The president, who has already announced his intention to seek re-election next year, has faced massive protests and four national strikes over his capitalist austerity agenda.
His government is in hock to the IMF, which handed over a $50 billion (£40bn) emergency loan in June, conditional on rigid austerity measures.
“Either this economic model falls or these people leave the government,” said Pablo Micheli of the CTA.
The strike calls were successful, with streets empty, railway and bus stations closed and most flights to and from Ezeiza and Jorge Newbery airports cancelled.
State schools axed classes, public hospitals received medical emergencies only and banks were shut.
Agricultural workers also backed the general strike, with the Union of Landless Rural Workers, Via Campesina, tweeting: “The Campesinos struggle against the neoliberal austerity of the Cambiemos government. #GetOutIMF #GeneralStrike #EnoughHunger #PopularAgrarianReform #WorkersUnity.”
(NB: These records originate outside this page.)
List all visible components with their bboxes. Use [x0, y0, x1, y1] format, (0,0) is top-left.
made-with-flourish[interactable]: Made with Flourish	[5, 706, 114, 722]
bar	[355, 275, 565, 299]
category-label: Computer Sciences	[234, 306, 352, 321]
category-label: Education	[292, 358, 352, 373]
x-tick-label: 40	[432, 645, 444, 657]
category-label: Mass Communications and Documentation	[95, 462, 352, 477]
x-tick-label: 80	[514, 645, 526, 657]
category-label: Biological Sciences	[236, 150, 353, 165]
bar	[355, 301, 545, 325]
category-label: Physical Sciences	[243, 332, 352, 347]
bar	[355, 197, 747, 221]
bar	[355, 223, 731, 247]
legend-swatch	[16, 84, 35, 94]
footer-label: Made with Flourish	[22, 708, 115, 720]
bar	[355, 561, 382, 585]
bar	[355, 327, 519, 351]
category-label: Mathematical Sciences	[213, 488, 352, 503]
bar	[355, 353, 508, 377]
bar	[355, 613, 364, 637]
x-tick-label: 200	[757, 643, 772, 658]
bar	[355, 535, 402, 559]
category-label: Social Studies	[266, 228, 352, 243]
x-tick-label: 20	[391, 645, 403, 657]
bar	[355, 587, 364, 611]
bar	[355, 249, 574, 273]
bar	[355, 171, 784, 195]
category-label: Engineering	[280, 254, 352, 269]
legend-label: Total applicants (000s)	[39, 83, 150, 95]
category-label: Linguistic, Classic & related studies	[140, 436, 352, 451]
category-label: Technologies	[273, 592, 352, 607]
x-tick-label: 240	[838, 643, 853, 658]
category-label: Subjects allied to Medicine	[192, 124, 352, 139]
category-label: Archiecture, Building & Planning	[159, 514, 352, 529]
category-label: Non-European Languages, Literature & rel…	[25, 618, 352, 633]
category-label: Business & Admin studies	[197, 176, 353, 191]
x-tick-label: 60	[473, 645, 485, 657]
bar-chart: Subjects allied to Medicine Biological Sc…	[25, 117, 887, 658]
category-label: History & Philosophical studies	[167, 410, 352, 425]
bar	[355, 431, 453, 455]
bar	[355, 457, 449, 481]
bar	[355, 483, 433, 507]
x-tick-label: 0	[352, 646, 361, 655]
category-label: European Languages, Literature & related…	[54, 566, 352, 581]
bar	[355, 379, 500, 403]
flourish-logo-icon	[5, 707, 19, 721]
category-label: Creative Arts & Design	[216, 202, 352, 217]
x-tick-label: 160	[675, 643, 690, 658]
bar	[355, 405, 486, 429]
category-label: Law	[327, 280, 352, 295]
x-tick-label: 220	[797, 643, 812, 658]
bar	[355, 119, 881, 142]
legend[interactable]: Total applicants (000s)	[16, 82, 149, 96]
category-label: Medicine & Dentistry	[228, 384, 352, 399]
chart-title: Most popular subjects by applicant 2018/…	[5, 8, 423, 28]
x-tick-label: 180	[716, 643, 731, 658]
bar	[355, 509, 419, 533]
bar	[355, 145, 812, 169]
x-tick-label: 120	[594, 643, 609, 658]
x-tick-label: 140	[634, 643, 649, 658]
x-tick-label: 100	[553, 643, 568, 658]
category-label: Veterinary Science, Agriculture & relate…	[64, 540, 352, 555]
Cambiemos is the coalition of right-wing parties supporting the Macri presidency.
The trade unions are demanding collective agreements to compensate for loss of buying power due to increasing inflation, along with suspending redundancies and the declaration of a food emergency to counter the effects of the economic crisis.
They also want to stop the approval process for the 2019 national budget, which would deepen social austerity still further.
We need “a change of course,” argued Hector Daer of the CGT directive council, saying the president “must understand that he doesn’t only need to be accountable and bear good news for financial speculators and IMF authorities.”